Vagando em direção à cidade, eles testemunham a destruição e a dor dos sobreviventes da catástrofe. Desabrigados, feridos, enfermos, mortos… E em meio ao caos surge o rumor de que Alice talvez… talvez tenha curado uma pessoa quando a tocou. Poderia ser possível? Num mundo real, palpável e cruel… poderia ser possível?
Pedro insiste que não, mas talvez esteja apenas tentando protegê-la, porque a cada instante parece mais evidente que a verdade… Pedro sabe a verdade. Mas não pode contá-la. Não agora.
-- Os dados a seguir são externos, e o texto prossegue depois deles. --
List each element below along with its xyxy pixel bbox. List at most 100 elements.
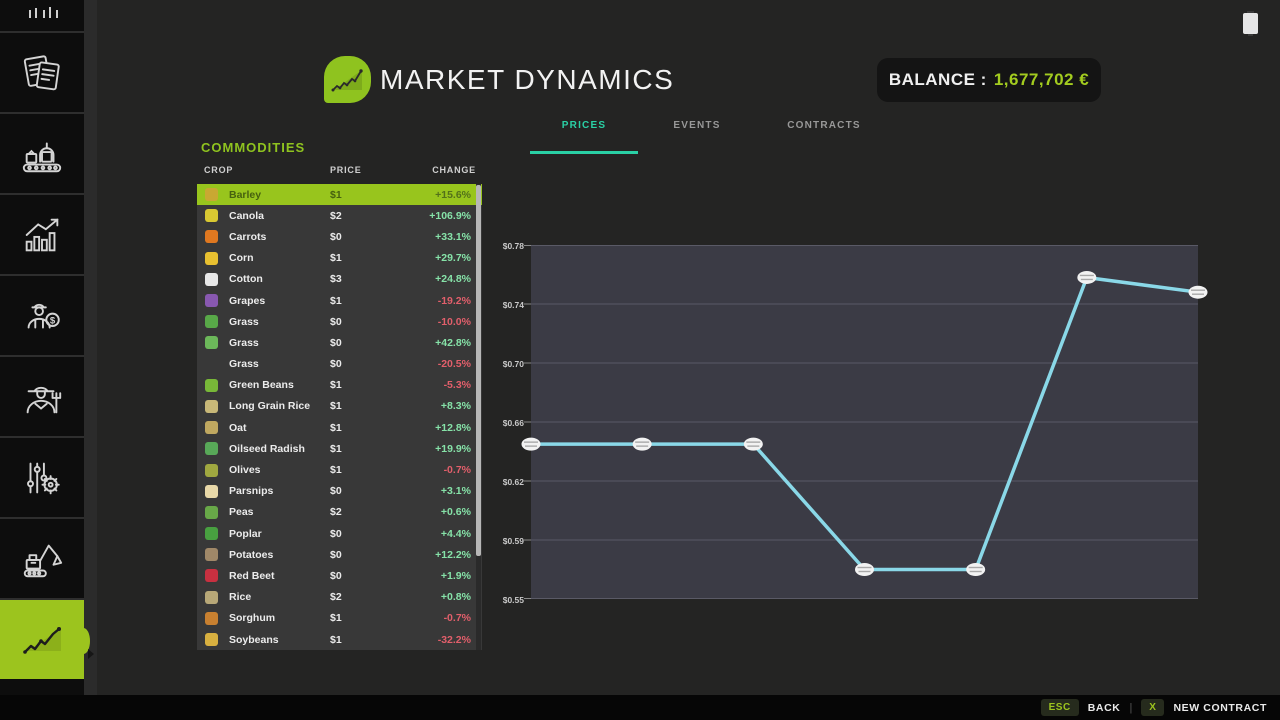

Porque ele sabe do que as pessoas são capazes para conseguir o que querem.
Alice em silêncio me capturou antes da narrativa começar, em seus agradecimentos o autor explica como a ideia do livro surgiu (curiosidade que sempre me acompanha quando gosto de uma leitura) a partir dos estragos e desmoronamentos que uma forte tempestade causou em 2002 no litoral fluminense, onde ele e a família estava hospedados para passar as comemorações do final do ano.
“Algumas pessoas pensam na cabeça de um escritor como uma caixa sem fundo de onde escapam monstros, fantasmas e ideias mirabolantes, mas não é verdade que ela não tenha fundo. O que acredito de fato é que apenas devolvemos para o mundo as coisas que depositam nessa nossa… caixa.” (pág. 5)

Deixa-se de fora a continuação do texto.